Repetitive motion injuries are caused by too many uninterrupted repetitions of a particular movement. They are a family of muscular conditions like tendonitis, carpal tunnel syndrome, bursitis, and trigger finger. And although injuries of the like can happen in any line of work, the most commonly affected are assembly line employees, sewing or embroidery workers, meatpackers, and jobs that primarily do computer work all day. This article aims to help you identify symptoms, but also to provide tips for prevention of these painful conditions.
Symptoms of repetitive motion injuries can range anywhere from soreness or burning, tingling, and numbness, to the loss of flexibility and strength. Typically, the most common parts of the body affected are the elbow, hands or fingers, wrists, arms, and legs.
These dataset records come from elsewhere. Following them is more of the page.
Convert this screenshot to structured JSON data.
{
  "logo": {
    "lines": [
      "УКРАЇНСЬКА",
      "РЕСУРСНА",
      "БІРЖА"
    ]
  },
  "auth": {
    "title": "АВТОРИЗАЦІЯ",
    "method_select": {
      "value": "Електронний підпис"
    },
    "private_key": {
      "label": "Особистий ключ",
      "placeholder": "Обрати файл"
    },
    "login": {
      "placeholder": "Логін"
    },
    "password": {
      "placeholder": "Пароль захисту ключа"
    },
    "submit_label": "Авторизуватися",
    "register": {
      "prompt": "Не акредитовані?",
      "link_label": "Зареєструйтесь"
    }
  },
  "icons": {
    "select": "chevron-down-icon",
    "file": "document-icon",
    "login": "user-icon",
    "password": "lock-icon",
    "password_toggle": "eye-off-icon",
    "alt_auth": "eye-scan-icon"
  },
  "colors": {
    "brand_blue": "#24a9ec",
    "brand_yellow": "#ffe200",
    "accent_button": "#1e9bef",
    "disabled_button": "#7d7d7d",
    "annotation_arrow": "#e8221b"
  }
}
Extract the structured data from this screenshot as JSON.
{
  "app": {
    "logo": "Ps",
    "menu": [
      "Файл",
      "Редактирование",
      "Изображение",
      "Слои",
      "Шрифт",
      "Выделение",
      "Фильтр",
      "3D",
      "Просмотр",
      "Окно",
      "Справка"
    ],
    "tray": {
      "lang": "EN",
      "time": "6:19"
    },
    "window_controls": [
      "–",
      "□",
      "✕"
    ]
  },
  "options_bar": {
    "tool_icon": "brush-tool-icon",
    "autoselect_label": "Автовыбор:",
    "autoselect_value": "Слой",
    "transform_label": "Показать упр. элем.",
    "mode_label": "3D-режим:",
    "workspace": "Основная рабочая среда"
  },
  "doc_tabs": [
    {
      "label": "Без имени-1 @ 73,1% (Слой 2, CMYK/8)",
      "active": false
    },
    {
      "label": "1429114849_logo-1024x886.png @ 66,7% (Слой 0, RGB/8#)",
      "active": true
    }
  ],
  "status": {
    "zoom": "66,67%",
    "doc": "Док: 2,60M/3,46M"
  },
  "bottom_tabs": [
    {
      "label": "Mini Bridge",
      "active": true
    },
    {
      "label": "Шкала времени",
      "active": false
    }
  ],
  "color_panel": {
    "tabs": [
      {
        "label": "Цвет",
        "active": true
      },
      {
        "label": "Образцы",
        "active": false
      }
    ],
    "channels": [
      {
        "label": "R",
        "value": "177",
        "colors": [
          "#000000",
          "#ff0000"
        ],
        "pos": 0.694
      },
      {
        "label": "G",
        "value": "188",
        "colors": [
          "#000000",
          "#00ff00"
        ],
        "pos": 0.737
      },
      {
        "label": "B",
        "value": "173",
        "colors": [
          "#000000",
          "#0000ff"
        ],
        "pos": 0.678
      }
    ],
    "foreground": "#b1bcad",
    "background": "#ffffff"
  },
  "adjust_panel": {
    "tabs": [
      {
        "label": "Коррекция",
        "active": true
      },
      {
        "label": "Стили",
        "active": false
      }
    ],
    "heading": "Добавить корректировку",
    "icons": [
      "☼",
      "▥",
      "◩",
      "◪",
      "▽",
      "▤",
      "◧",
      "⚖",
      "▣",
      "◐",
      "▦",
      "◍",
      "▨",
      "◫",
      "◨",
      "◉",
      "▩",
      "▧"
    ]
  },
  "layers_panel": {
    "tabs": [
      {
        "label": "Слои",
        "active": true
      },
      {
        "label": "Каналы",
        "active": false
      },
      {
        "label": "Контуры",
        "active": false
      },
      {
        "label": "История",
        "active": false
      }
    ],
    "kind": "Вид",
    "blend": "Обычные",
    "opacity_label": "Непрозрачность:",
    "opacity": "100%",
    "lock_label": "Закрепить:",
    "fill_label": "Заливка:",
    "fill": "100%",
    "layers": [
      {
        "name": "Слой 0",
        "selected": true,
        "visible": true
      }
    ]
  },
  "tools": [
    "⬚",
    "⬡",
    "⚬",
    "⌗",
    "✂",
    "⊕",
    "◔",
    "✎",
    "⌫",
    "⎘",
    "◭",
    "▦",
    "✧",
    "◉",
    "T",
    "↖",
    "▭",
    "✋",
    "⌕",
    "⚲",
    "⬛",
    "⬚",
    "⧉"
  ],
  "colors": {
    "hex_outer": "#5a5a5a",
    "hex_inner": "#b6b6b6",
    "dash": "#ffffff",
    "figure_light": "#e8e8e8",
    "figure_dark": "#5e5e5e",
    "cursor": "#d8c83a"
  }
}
They say the muscles in the extremities experience the most pressure of the movement, even more so than the joints, and this is the reason for being affected.
To break the cycle of repetitive motion injuries the easiest thing to remember is to take breaks! If you have been working in the same spot for an hour get up and stretch for at least 5 minutes. Notice if you have pain, swelling or redness from the activity you just participated in. Make movements that are different than those you do your job.
Throughout your workday, take time to stretch and move about. If you have pain, then you need to address it (preferably as soon as possible) by applying ice and resting the afflicted limb/area. Exercise is especially important to the prevention of injuries, as it increases blood flow and motion. The author of Safety & Health in the Microskeleton, Richard Norris, states in his book that: “Someone who practices regular exercise is 40% less likely to suffer from a variety of injuries as the body is stronger, with better circulation.”
In all, if you find yourself in a situation that involves repetitive motion pain or injury, recognizing when it is time for breaks and being aware of how long you are stuck in one position or movement is key. For heavy computer users, good posture and the right chair and equipment are important. So is typing with your hands and shoulders in an L shape, at an exact right angle. You may think you don’t have time for stretching and breaks while working, but doing these different types of movement could end up saving you extensive time spent fighting an injury and losing time from work for treatment. If you are already in pain, you should be seeking treatment and medical assistance to prevent worsening the condition or injury.